良かれと思って息子の目線に合わせて話してくれる人がいるんですが、たまに「顔近っ!」思う人がいるようです。相手との信頼関係もありますが、顔近づけすぎはねぇ。普通なら体が近くても身長差などで顔との距離は少し出来たりしますが、相手は目線に合わせて腰を落としてくるのでより近いと感じてしまうようです。
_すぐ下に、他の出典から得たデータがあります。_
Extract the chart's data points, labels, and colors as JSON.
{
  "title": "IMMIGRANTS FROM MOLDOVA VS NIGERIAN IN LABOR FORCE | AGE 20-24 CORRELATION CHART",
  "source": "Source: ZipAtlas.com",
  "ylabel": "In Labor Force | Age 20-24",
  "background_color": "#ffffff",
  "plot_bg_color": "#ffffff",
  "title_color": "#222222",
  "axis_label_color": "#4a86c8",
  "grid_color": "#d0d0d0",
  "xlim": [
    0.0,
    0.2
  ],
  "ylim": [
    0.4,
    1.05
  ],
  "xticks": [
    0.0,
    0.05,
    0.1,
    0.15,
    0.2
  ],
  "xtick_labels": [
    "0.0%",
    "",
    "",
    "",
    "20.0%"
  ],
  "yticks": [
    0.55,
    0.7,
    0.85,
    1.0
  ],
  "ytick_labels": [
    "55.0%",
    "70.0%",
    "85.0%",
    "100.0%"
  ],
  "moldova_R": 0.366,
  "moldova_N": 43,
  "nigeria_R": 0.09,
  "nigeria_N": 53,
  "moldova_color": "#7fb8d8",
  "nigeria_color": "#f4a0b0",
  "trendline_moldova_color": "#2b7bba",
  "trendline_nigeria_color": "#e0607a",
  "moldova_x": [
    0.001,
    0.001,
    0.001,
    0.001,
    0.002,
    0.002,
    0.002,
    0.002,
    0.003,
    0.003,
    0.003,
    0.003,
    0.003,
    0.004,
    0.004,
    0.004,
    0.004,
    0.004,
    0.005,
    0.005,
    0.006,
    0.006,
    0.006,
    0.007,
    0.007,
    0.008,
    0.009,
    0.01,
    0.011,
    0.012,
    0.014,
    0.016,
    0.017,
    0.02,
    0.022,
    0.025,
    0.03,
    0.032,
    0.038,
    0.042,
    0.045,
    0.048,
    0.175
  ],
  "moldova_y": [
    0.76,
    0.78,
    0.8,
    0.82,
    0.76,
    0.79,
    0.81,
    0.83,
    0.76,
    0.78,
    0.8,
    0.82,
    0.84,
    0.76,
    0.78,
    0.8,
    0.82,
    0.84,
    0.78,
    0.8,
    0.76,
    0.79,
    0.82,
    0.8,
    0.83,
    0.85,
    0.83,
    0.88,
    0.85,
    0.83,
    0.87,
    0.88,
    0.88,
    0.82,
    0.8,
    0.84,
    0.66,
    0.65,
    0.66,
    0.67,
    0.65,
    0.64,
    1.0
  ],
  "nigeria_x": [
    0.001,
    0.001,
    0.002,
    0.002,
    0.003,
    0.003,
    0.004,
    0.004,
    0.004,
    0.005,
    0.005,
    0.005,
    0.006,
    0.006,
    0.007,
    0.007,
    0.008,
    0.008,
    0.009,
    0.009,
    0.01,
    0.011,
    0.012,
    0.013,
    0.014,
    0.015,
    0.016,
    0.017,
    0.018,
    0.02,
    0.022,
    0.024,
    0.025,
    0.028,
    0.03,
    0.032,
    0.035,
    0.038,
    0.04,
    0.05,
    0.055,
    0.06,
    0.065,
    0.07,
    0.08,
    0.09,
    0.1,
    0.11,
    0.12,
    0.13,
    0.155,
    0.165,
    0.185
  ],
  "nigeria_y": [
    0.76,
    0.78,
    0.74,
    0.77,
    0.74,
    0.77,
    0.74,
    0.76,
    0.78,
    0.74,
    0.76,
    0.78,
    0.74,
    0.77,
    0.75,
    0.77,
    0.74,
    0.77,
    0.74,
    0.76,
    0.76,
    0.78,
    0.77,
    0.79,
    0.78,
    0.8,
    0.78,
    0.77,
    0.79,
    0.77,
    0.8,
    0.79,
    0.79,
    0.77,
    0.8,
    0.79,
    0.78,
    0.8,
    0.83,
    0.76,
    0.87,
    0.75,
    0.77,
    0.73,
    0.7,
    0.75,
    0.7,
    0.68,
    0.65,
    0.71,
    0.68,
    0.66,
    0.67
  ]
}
お互いの表情が見えるようにとの気遣いがある人は距離感を保つ気遣いも合わせ持っているように感じます。しかし、ただのマニュアル人間の人はそこまでの考えは持ってはいないようですね。

 

一番困るのは

一番ストレスを感じるのは介助する人=苦手な人という場合です。これは人間同士なんで仕方がないことです。息子は自分が困らないようにするために、介助してくれる人に対して嫌な態度を取ることはないので、かなり気を遣ってメンタルが相当やられます。そしてどんなに嫌でも誰かの介助なしでは生活できないのも事実です。それで過去に何度か不登校になりかけたこともありました。親として息子のメンタルをボロボロにする相手を許せないと思った時期もありましたが、私も色々経験したおかげで、どんなに嫌な相手でも息子の介助をしてくれる部分に関しては感謝の気持ちを持つことを学びました。

 

八方美人はつらいよね

息子は八方美人で誰からも嫌われたくないという気持ちが強いようです。でもそれは「何かあった時に助けてもらいやすい」いうことを経験的に知っているからだと思います。普通より出来ることが少ない息子は、誰かにお願いすることが多くなります。その時相手に嫌われているよりは好かれている方が断然お願いしやすいのは当然のことです。

一見自分を守るためにしているようで、周りに愛想を振り回して気持ちをすり減らして疲れているので、八方美人でいるのもそれなりにしんどいようですね。

 

最後に

障害ならではの部分も多少はありますが、息子も普通に悩みながら生きています。そして人間関係に悩むいつの時も、嫌な人だけではなく周りには必ずいい人もいます。そのいい人たちに助けられながらつらい時期をなんとか乗り越えてここまできています。

これからも色々とあると思いますが、親としては要領よく生きてほしいと願っています。

 

 

 最後まで読んでいただきありがとうございました。